Olympic 3,000m steeplechase runner Conseslus Kipruto was aiming to add a world title to the gold he won in Rio last year - and three-time world 1,500m champion Asbel Kiprop has vowed to retain his crown in the games that begin on Friday.
But Rudisha’s torn muscle robbed him of his chance to go for a third world title and gave his team a steeper climb up the medals table, which it topped in Beijing two years ago.
“We cannot be overconfident, even if we have such a good team,” head coach Julius Kirwa said on the eve of their departure.
He has good reasons to be cautious, given the political and legal distractions that have swirled around the team in recent months.
Its participation in London was cleared when officials finally filed paperwork showing it had met International Association of Athletics Federations’ anti-doping conditions, after missing two previous deadlines.
Kenya’s reputation for middle and long distance running has been tarnished by failed doping tests among its elite athletes, including former three-times Boston and Chicago marathon winner, Rita Jeptoo, and Jemimah Sumgong, the first Kenyan woman to win an Olympic marathon gold medal.
With the paperwork filed, attention has switched back to the 48-strong team.
“As Olympic champion, this is what I have been waiting for.
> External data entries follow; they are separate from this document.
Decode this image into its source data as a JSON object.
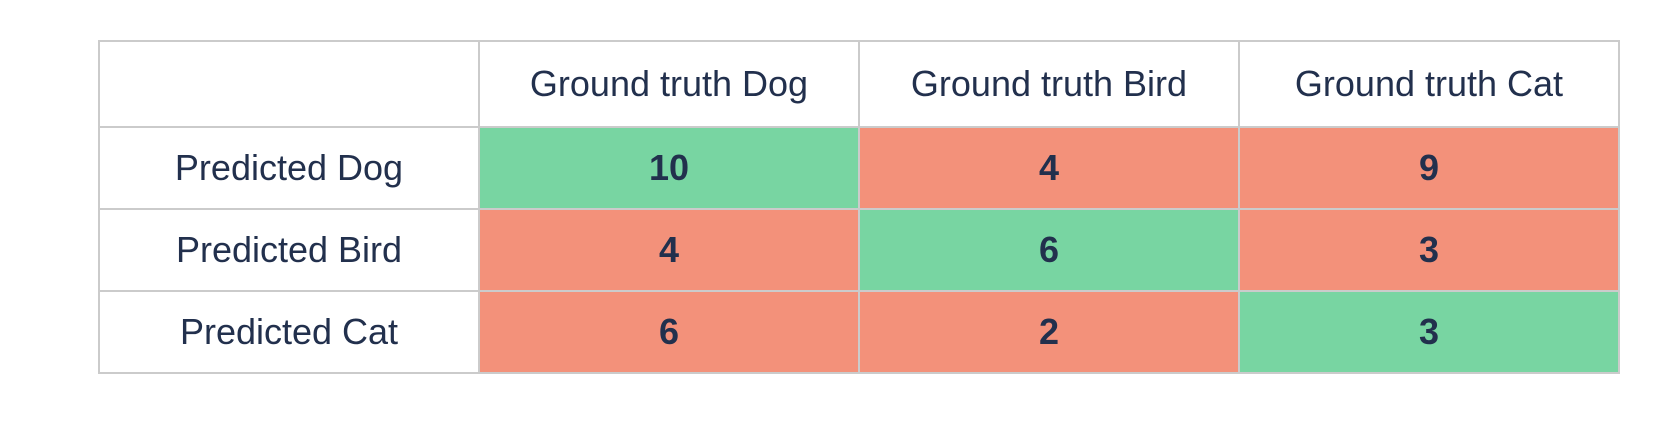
{
  "colors": {
    "correct_bg": "#78d5a2",
    "incorrect_bg": "#f3917a",
    "text": "#22304d",
    "border": "#cbcbcb",
    "background": "#ffffff"
  },
  "table": {
    "corner_label": "",
    "column_headers": [
      "Ground truth Dog",
      "Ground truth Bird",
      "Ground truth Cat"
    ],
    "rows": [
      {
        "label": "Predicted Dog",
        "cells": [
          {
            "value": "10",
            "state": "correct"
          },
          {
            "value": "4",
            "state": "incorrect"
          },
          {
            "value": "9",
            "state": "incorrect"
          }
        ]
      },
      {
        "label": "Predicted Bird",
        "cells": [
          {
            "value": "4",
            "state": "incorrect"
          },
          {
            "value": "6",
            "state": "correct"
          },
          {
            "value": "3",
            "state": "incorrect"
          }
        ]
      },
      {
        "label": "Predicted Cat",
        "cells": [
          {
            "value": "6",
            "state": "incorrect"
          },
          {
            "value": "2",
            "state": "incorrect"
          },
          {
            "value": "3",
            "state": "correct"
          }
        ]
      }
    ]
  },
  "chart_data": {
    "type": "heatmap",
    "x_categories": [
      "Ground truth Dog",
      "Ground truth Bird",
      "Ground truth Cat"
    ],
    "y_categories": [
      "Predicted Dog",
      "Predicted Bird",
      "Predicted Cat"
    ],
    "values": [
      [
        10,
        4,
        9
      ],
      [
        4,
        6,
        3
      ],
      [
        6,
        2,
        3
      ]
    ],
    "cell_states": [
      [
        "correct",
        "incorrect",
        "incorrect"
      ],
      [
        "incorrect",
        "correct",
        "incorrect"
      ],
      [
        "incorrect",
        "incorrect",
        "correct"
      ]
    ],
    "legend": "none",
    "grid": "on"
  }
}
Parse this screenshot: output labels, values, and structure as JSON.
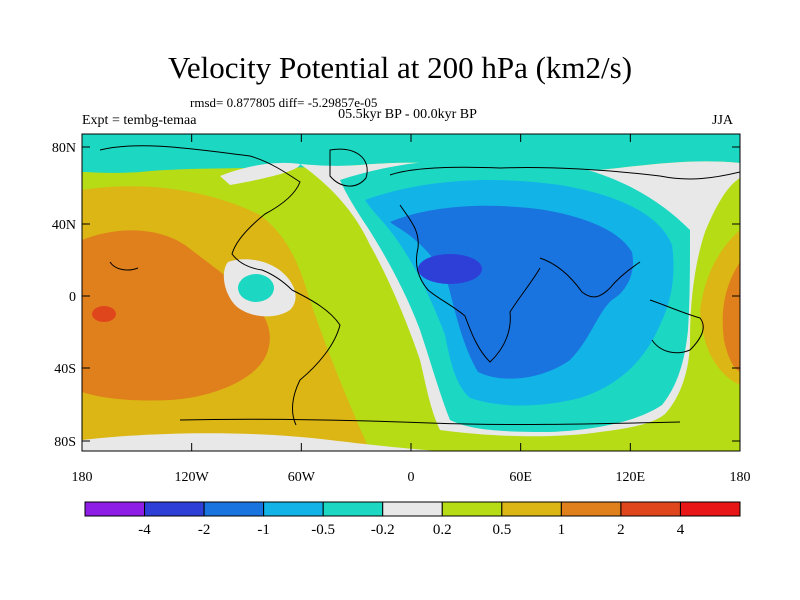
{
  "header": {
    "title": "Velocity Potential at 200 hPa (km2/s)",
    "stats": "rmsd= 0.877805 diff= -5.29857e-05",
    "period": "05.5kyr BP - 00.0kyr BP",
    "experiment": "Expt = tembg-temaa",
    "season": "JJA"
  },
  "axes": {
    "y_ticks": [
      "80N",
      "40N",
      "0",
      "40S",
      "80S"
    ],
    "x_ticks": [
      "180",
      "120W",
      "60W",
      "0",
      "60E",
      "120E",
      "180"
    ]
  },
  "colorbar": {
    "labels": [
      "-4",
      "-2",
      "-1",
      "-0.5",
      "-0.2",
      "0.2",
      "0.5",
      "1",
      "2",
      "4"
    ],
    "colors": [
      "#8e1ee6",
      "#2e3fd8",
      "#1a74df",
      "#12b4e8",
      "#1cd8c2",
      "#e8e8e8",
      "#b6dc16",
      "#dcb614",
      "#e0801c",
      "#e0461c",
      "#e81616"
    ]
  }
}
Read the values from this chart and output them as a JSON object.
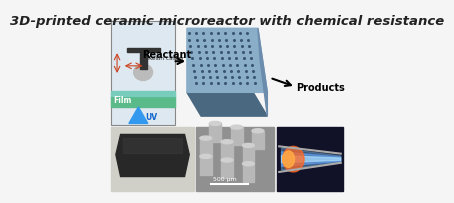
{
  "title": "3D-printed ceramic microreactor with chemical resistance",
  "title_fontsize": 9.5,
  "title_color": "#222222",
  "bg_color": "#f5f5f5",
  "top_left_box_label_film": "Film",
  "top_left_box_label_uv": "UV",
  "top_left_box_label_resin": "Resin caster",
  "top_center_label_reactant": "Reactant",
  "top_center_label_products": "Products",
  "bottom_mid_scale_label": "500 μm"
}
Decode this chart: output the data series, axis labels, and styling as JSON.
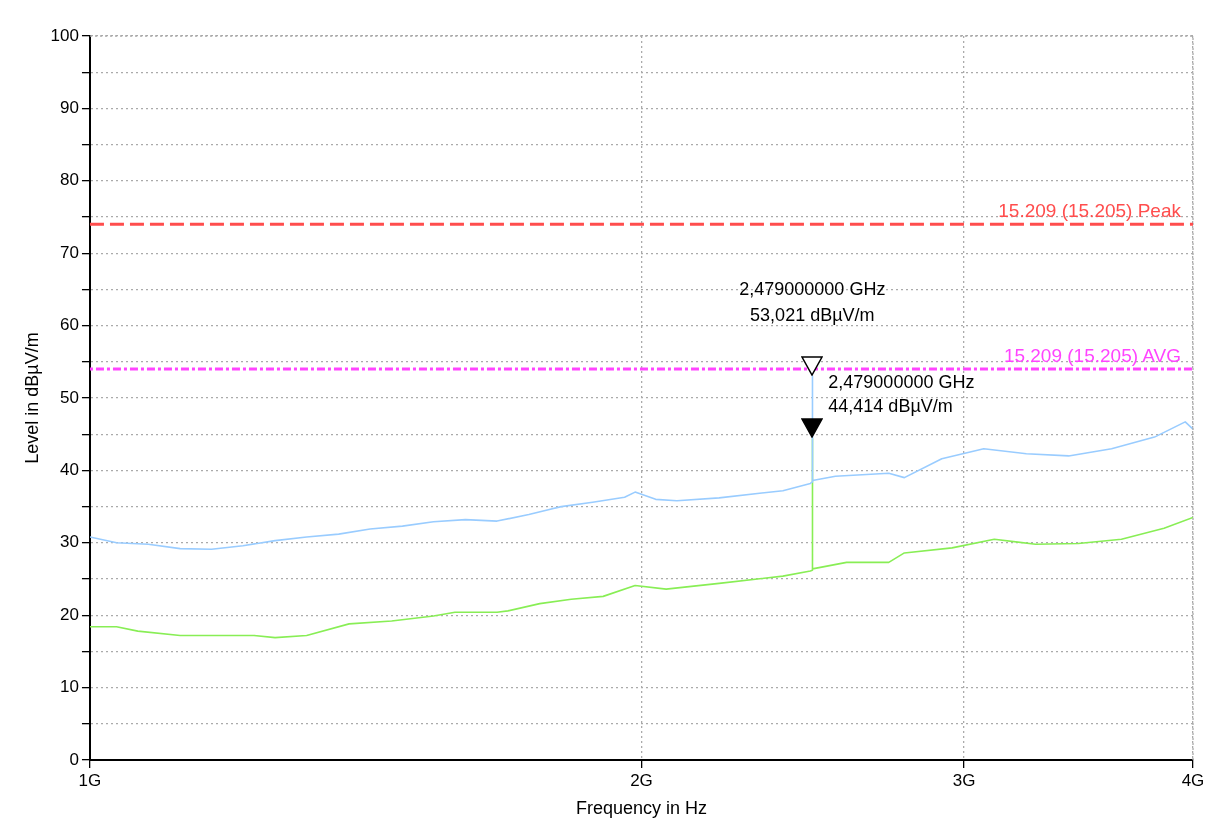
{
  "chart_data": {
    "type": "line",
    "xlabel": "Frequency in Hz",
    "ylabel": "Level in dBµV/m",
    "log": "x",
    "xlim": [
      1,
      4
    ],
    "xticks": [
      {
        "value": 1,
        "label": "1G"
      },
      {
        "value": 2,
        "label": "2G"
      },
      {
        "value": 3,
        "label": "3G"
      },
      {
        "value": 4,
        "label": "4G"
      }
    ],
    "ylim": [
      0,
      100
    ],
    "yticks": [
      0,
      {
        "value": 5,
        "label": null
      },
      10,
      {
        "value": 15,
        "label": null
      },
      20,
      {
        "value": 25,
        "label": null
      },
      30,
      {
        "value": 35,
        "label": null
      },
      40,
      {
        "value": 45,
        "label": null
      },
      50,
      {
        "value": 55,
        "label": null
      },
      60,
      {
        "value": 65,
        "label": null
      },
      70,
      {
        "value": 75,
        "label": null
      },
      80,
      {
        "value": 85,
        "label": null
      },
      90,
      {
        "value": 95,
        "label": null
      },
      100
    ],
    "grid": true,
    "legend": false,
    "marker": "none",
    "series": [
      {
        "color": "#99ccff",
        "x": [
          1,
          1.034,
          1.076,
          1.12,
          1.165,
          1.212,
          1.262,
          1.313,
          1.367,
          1.422,
          1.481,
          1.54,
          1.603,
          1.668,
          1.736,
          1.808,
          1.881,
          1.958,
          1.984,
          2.036,
          2.091,
          2.205,
          2.389,
          2.473,
          2.479,
          2.479,
          2.48,
          2.552,
          2.729,
          2.783,
          2.917,
          3.075,
          3.244,
          3.421,
          3.611,
          3.811,
          3.961,
          4
        ],
        "values": [
          30.8,
          30.0,
          29.8,
          29.2,
          29.1,
          29.6,
          30.3,
          30.8,
          31.2,
          31.9,
          32.3,
          32.9,
          33.2,
          33.0,
          33.9,
          35.0,
          35.6,
          36.3,
          37.0,
          36.0,
          35.8,
          36.2,
          37.2,
          38.2,
          38.4,
          53.021,
          38.6,
          39.2,
          39.6,
          39.0,
          41.6,
          43.0,
          42.3,
          42.0,
          43.0,
          44.6,
          46.7,
          45.7
        ]
      },
      {
        "color": "#88ee55",
        "x": [
          1,
          1.034,
          1.062,
          1.12,
          1.229,
          1.262,
          1.313,
          1.385,
          1.461,
          1.54,
          1.582,
          1.668,
          1.691,
          1.76,
          1.831,
          1.906,
          1.984,
          2.063,
          2.205,
          2.389,
          2.473,
          2.479,
          2.479,
          2.48,
          2.588,
          2.729,
          2.783,
          2.955,
          3.116,
          3.282,
          3.463,
          3.656,
          3.857,
          4
        ],
        "values": [
          18.4,
          18.4,
          17.8,
          17.2,
          17.2,
          16.9,
          17.2,
          18.8,
          19.2,
          19.9,
          20.4,
          20.4,
          20.6,
          21.6,
          22.2,
          22.6,
          24.1,
          23.6,
          24.4,
          25.4,
          26.1,
          26.2,
          44.414,
          26.4,
          27.3,
          27.3,
          28.6,
          29.3,
          30.5,
          29.8,
          29.9,
          30.5,
          32.0,
          33.5
        ]
      }
    ],
    "ref_lines": [
      {
        "axis": "y",
        "value": 74,
        "label": "15.209 (15.205) Peak",
        "color": "#ff4d4d",
        "line_style": "dashed"
      },
      {
        "axis": "y",
        "value": 54,
        "label": "15.209 (15.205) AVG",
        "color": "#ff44ff",
        "line_style": "dotted"
      }
    ],
    "annotations": [
      {
        "text": "2,479000000 GHz\n53,021 dBµV/m",
        "x": 2.479,
        "y": 53.021
      },
      {
        "text": "2,479000000 GHz\n44,414 dBµV/m",
        "x": 2.479,
        "y": 44.414
      }
    ]
  }
}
I would wish to be crowned a world champion,” 22-year-old Kipruto said in the capital, Nairobi.
He will be up against compatriot and two-time Olympic champion Ezekiel Kemboi, who delayed retirement after missing out in Brazil saying: “I must retire (from steeplechase) as a champion.”
The field will be even more competitive with American Olympic silver medallist Evan Jager in the mix, along with Moroccan Soufiane El Bakkali, who won Diamond League events in Stockholm and Rabat.
Kiprop was also in a confident mood. “I am winning my fourth title (in London). Trust me. I have been to six World Championships. I have won three times,” he said.
Rudisha would have been a particularly strong attraction at the London Stadium, where he stunned the world by winning the 800m in a world record 1:40.91 at the 2012 Olympics.